Torex Gold Resources (TXG-T) shares saw heavy trading after the company released a bankable feasibility study for its Morelos project in Mexico’s prolific Guerrero gold belt, as well as more drill results from the project’s Media Luna exploration target.
The stock closed Sept. 5 — the day after the announcements were made — down 4% at $1.73, on 8.1 million shares traded.
The study envisions developing two individual open pits to mine the skarn-hosted gold and silver mineralization. The pits would feed a central cyanide-leach or carbon-in-pulp plant at a rate of 14,000 tonnes of ore per day.
Torex plans to kick off mining in 2015, with commercial production starting in October of that year. The pits would take two years to ramp up to 14,000 tonnes per day, with 2017 marking the first full year of production, the company’s president and CEO Fred Stanford said on a conference call.
“This slow ramp-up is a function of access to get to the top of the mines to start the stripping, and to get down to the level were we can extract that much ore in order to achieve full production,” Stanford said.
Morelos is slated to operate at the full rate for the following eight and a half years, before experiencing a drop in output during its last four years, a period that Stanford calls the production tail.
For the first 10 years of the mine’s life, annual output would average 337,000 oz. gold and 211,000 oz. silver. Cash costs net of silver revenue — excluding the production tail — are pegged at US$421 per oz. gold.
The feasibility study estimates higher production and lower costs at Morelos that are offset slightly by higher capital requirements, BMO Capital Market’s analyst Andrew Breichmanas observes in a note.
Torex forecasts it would cost US$675 million to take the proposed mine to commercial production. But when including the estimated revenue credits of US$123 million from pre-commercial ounces, that amount drops to US$552 million. The project should require another US$86 million in capital expenditures, including US$23 million in sustaining capital.
The company’s CEO attributes the low sustaining capital to the company’s new fleet of equipment, new mill and dry-stack tailings.
“We don’t have underground mine capex, we have a brand new mill. We have not bought a used fleet of equipment that needs to be replaced prematurely, so we don’t really have a lot of sustaining capex planned, except for replacing some of the mine fleet that wears out over the ten-year mine life. That is why the number is lower than some might expect.”
The mine should reach commercial production once the mill is operating at 60% of its full capacity for one month, Stanford said, adding that this should be achieved by October 2015.
On an after-tax basis, Morelos has a present net value of US$900 million and an internal rate of return of 24.2%, using a 5% discount rate and a life-of-mine gold price of US$1,276 per oz. Cumulative cash flow is forecast to be US$1.5 billion.

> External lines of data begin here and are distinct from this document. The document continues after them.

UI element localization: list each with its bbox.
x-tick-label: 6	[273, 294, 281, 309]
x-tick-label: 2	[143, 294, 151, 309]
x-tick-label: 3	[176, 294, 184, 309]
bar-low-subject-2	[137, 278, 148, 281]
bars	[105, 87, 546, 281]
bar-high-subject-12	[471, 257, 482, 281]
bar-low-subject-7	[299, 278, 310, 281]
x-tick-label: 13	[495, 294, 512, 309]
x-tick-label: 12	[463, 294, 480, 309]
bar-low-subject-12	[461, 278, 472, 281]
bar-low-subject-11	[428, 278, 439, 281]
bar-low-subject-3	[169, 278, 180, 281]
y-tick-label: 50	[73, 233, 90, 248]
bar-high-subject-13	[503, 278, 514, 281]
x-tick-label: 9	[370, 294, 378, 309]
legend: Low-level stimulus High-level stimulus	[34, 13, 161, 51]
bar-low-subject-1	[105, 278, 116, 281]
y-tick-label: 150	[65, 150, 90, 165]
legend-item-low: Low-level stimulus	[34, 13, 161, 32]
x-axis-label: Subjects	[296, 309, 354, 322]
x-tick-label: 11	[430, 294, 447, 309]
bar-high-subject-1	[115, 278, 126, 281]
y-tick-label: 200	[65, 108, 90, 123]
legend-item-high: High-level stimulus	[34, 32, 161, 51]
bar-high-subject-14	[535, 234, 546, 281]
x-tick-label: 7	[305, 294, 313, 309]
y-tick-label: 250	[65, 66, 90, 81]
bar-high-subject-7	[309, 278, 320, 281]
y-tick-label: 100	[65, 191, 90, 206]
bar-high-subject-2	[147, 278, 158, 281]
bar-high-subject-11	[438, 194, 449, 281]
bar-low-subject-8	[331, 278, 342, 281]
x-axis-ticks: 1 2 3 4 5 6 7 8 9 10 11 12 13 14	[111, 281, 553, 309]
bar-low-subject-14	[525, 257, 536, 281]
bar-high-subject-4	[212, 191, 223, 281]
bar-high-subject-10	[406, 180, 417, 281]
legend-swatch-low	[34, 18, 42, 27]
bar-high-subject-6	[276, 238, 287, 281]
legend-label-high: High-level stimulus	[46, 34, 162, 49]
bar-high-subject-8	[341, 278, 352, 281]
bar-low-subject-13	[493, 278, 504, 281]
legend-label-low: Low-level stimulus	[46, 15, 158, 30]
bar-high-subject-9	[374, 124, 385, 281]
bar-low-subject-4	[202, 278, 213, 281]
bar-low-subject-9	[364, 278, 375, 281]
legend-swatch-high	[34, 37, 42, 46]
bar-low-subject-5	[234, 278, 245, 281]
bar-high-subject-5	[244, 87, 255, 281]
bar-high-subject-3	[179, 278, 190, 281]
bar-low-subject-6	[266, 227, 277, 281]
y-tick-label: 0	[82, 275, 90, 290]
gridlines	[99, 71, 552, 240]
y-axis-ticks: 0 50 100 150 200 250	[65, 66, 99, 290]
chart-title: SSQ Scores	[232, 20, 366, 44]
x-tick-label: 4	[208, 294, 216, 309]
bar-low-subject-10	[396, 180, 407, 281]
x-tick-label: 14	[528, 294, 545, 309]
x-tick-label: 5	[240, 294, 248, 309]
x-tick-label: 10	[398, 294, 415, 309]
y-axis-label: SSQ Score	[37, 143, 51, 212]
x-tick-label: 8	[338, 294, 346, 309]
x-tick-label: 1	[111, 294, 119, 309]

Torex anticipates recouping Morelos’ total costs in less than four years.
The project’s El Limon and Guajes deposits host reserves of 4.1 million oz. gold and 6.8 million oz. silver, from 48.8 million tonnes grading 2.61 grams gold and 4.35 grams silver per tonne.
“BMO Research considers Morelos to be one of the premier development projects in the gold sector due to its relatively high-grade resource, meaningful production scale, robust economics and attractive location,” Breichmanas comments. He has introduced a $2.50 target price and rates the stock “outperform speculative.”
On the exploration front, Torex has released five more holes from drilling at the Media Luna discovery, located south of the Balas River, where it continues to intersect gold-copper-silver mineralization.
Standout intercepts include 15.4 metres grading 5.65 grams gold per tonne, 43.80 grams silver and 1.25% copper in hole 4, and 43.9 metres of 0.65 gram gold, 66.71 grams silver and 2% copper in hole 46a.
The ongoing exploration may provide more ore feed for the proposed Morelos mill, Breichmanas notes.
Torex has nine drills turning on site, with five at Media Luna, two at the Media Luna West magnetic anomaly and two conducting stratigraphic drilling.
Construction at Morelos should start next year, Stanford says, adding that the company has sufficient cash.
After market close on Sept. 5, Torex posted its third-quarter results ending July 31, 2012.
It reported a net a loss of $15.1 million, compared to a loss of $7.3 million a year ago.
Exploration and evaluation expenditures totalled $13.2 million, which is more than double the amount spent a year earlier.
The company’s cash position increased to $69.2 million, up from $36.3 million in the same period last year.